Executive summary: Most NAC failures are not technical failures, they are failures of alignment between security design and business reality.
What Successful NAC Deployments Do Differently
They Align NAC to Business Requirements
Successful organizations recognize that NAC is not just a security control, it is a business-impacting control.
Every NAC decision directly affects productivity, uptime, vendor access, regulatory obligations, and customer experience. When business requirements are gathered early, NAC policies can protect the organization without disrupting critical workflows.
Effective teams involve IT operations, security, business leaders, facilities or OT teams where applicable, and third-party vendors. They ask practical questions:
- Which systems are mission-critical?
- What downtime is acceptable?
- Which devices cannot be modified?
- Which users require non-standard access?
Policies designed with this context are far more resilient.
They Start With Observation, Not Enforcement
Successful deployments begin in monitor-only mode. This phase builds visibility into authentication behavior, unmanaged devices, and failure patterns, without impacting production.
It also builds trust in the system before enforcement is introduced.
They Segment Before They Block
Rather than denying access outright, successful teams use NAC to segment devices into logical groups and apply least-privilege access.
Risk is reduced gradually, without causing outages or business disruption.
They Design Explicitly for Exceptions
Every environment has exceptions. Successful NAC programs document them, minimize their scope, and review them regularly.

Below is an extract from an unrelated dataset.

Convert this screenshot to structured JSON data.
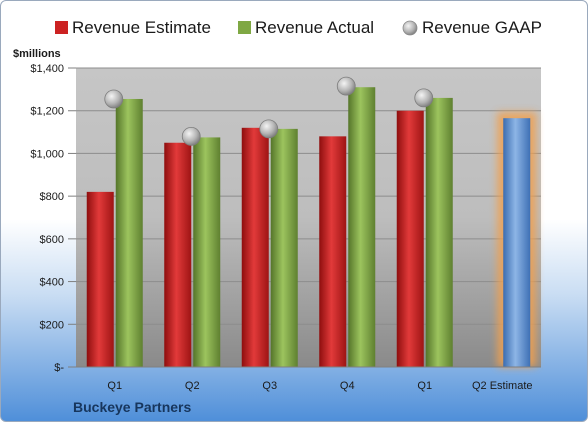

Exceptions become controlled and intentional, not reactive.
They Keep Policies Simple
Readable policies are maintainable policies.
Successful teams use clear naming, avoid excessive nesting, separate identification from authorization logic, and document intent in plain language. If an engineer cannot quickly explain why access was granted, the policy is too complex.
They Embed NAC Into Operations
NAC works when it is operationalized.
This includes help desk workflows, defined ownership, runbooks for common scenarios, and formal change management. NAC becomes part of daily operations, not a black box.
They Measure Progress Incrementally
Instead of a single “go-live,” success is measured over time: visibility coverage, authentication success rates, reduction in unmanaged access, and improved containment during incidents.
Progress is communicated, refined, and reinforced.
The Bottom Line
NAC does not fail because the technology is flawed.
It fails when it is deployed too aggressively, under-planned operationally, or treated as a product instead of a program.
Organizations that succeed take a deliberate approach, observing first, segmenting before enforcing, designing for real-world complexity, and aligning security with business needs.
When done correctly, NAC becomes a practical enforcement layer for Zero Trust, delivering visibility, containment, and confidence without disrupting the business.